Мальчик с кудрявой головой глядит в сторону с пристальной и возбужденной внимательностью, вся поза его, полуподнятые сильные ручки и ножки, готовые шагнуть, говорят нам о захватывающем интересе, с каким следит маленький гений за развертывающимися перед ним горькими картинами судеб человеческих. Он весь поглощен другими, не собою, он позабудет себя или, вернее, будет помнить о себе лишь как о силе, могущей вмешаться в самую гущу жизни ради блага людей; он потеряет душу свою, дабы обрести ее, он скажет, что превыше всех законов стоит призыв: братья, любите друг друга.

Но видя, как сильные, хитрые, хищные стали поперек дороги любви, он обратится к ним с грозною речью, он подымет на них бич, изгоняющий из храма, он бросит им вызов, этот провозгласитель любви: «Не мир принес я миру, а меч».
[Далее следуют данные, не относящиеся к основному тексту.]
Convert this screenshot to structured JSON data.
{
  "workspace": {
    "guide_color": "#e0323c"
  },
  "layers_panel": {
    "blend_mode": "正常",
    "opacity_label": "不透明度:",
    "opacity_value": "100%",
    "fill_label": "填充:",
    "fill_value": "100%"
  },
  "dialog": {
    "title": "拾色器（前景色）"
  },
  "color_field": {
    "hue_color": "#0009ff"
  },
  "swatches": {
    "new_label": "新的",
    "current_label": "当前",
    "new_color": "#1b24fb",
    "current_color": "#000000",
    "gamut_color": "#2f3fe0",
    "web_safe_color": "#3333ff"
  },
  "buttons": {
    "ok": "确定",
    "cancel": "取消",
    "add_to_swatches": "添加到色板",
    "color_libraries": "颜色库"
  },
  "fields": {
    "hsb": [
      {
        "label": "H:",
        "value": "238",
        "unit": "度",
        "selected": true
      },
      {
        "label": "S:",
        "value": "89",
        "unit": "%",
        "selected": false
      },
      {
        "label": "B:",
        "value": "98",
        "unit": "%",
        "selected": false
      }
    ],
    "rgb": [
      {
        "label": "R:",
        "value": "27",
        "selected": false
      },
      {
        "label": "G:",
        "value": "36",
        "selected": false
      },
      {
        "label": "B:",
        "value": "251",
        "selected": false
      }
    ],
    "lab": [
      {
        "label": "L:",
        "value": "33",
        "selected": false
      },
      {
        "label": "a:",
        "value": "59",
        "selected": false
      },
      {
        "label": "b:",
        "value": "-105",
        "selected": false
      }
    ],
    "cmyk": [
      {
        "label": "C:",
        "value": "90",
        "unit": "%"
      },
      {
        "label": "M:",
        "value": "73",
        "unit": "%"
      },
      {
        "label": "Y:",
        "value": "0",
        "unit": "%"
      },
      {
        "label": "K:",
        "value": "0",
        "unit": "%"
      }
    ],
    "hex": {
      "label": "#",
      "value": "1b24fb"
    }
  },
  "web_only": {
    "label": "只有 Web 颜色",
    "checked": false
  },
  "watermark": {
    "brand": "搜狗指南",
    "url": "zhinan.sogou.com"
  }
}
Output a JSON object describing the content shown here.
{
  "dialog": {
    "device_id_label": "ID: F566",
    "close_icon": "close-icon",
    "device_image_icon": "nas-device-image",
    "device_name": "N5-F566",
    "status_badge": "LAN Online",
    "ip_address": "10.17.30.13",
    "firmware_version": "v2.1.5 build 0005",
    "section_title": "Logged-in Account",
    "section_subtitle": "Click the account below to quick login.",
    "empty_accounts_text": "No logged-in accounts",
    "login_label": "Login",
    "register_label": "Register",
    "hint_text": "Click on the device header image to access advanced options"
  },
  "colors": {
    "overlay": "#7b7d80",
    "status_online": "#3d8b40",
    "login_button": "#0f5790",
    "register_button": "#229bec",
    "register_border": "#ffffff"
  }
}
Герой —это плод. Для него работают во тьме трудолюбивые корни. Для него с усилием подъемлется крепкий ствол, для него развертываются гибкие и сочные ветви, для него жадно пьют углекислоту зеленые листья, для него расцветают и зовут зоркостью красок, ароматом, сладостью меда гостей насекомых— посредников любви — нежные цветы; для него весь организм растения перерабатывает соки матери–земли и живительную энергию лучей отца–солнца, — и он наливается, плод, цель усилий, торжество жизни дерева. Но какую драгоценность таит он под золотой своей одеждой, в сердце сочного и благоуханного своего тела? что защищает он порою костяной бронею? — Зерно, семя. Но должен погибнуть плод, чтобы взросло новое дерево, совершеннейшее.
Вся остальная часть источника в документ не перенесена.